… aber es geht nicht! Wer genau in diesem Zusammenhang ist das „Ich“ und wer ist das „Es“? Und, wenn ich etwas will und es nicht geht, dann ist das wohl ein Problem für mich.

Heute eine Zusammenfassung, ein Ausflug in die Welt der Selbsthypnose und dem hypnosystemisches Selbstmanagement mit großem Dank an Gunther Schmidt, bei dem ich diese Ausbildung genießen durfte:

Nun ja, wir könnten uns darauf einigen, anzunehmen, dass das „Ich“ all jenes in unserer Erlebniswelt ist, was wir bewusst wahrnehmen. Erlebt jemand etwas als Teil seiner üblichen Alltagswahrnehmungsprozesse (bewusst), dann erlebt er dies als von ihm selbst willkürlich gemacht, beeinflusst, als selbst verantwortete Wahrnehmung und zu ihm in seinem üblichen Selbstverständnis gehörend.
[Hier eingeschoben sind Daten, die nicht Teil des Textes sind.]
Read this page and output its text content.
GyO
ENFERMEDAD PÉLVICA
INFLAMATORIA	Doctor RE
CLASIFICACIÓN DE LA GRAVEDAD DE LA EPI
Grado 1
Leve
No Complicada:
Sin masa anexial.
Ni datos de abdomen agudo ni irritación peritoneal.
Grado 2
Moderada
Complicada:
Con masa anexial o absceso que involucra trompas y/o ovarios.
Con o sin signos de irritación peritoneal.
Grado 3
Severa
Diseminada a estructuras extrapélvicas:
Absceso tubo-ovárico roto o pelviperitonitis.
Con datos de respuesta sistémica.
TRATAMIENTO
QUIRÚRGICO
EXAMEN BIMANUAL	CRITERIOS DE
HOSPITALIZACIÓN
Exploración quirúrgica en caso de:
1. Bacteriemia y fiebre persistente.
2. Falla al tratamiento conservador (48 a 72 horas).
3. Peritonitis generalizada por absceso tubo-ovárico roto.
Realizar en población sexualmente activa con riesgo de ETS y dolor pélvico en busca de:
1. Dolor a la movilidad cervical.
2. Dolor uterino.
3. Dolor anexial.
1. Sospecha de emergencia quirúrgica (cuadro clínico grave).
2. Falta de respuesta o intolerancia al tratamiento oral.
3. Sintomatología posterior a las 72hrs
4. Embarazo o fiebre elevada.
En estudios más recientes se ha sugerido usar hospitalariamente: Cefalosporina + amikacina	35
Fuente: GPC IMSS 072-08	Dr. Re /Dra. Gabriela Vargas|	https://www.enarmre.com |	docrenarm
Für diese üblichen Alltagswahrnehmungsprozesse hat B. Schmid (persönliche Mitteilung, 1988) den Ausdruck „Gewohnheitswirklichkeit“ vorgeschlagen. In dieser „Gewohnheitswirklichkeit“ ist das Denken auch gekennzeichnet durch mehr strukturiertes, analytisches, schärfer ordnendes Denken, ebenso durch das, was Sigmund Freud als „Sekundärprozess“ bezeichnet hat, in dem vor allem gedacht wird in „Entweder-oder-Logik“ („Ein Drittes gibt es nicht“).

(vgl. Schmidt, Gunther. Einführung in die hypnosystemische Therapie und Beratung (Carl-Auer Compact) (German Edition) (S. 19-20)

Also könnten wir vielleicht das „Es“ im Gegensatz zum „Ich“ als das „Unbewusste“ und „Unwillkürliche“ betrachten. Wobei nicht jeder unwillkürliche Prozess auch unbewusst sein muss. Du kannst zum Beispiel bewusst wahrnehmen, wie du vielleicht heftig zu schwitzen beginnst oder dein Herz so stark klopft, dass du meinst, andere würden es hören, oder du errötest, obwohl du das gar nicht willst.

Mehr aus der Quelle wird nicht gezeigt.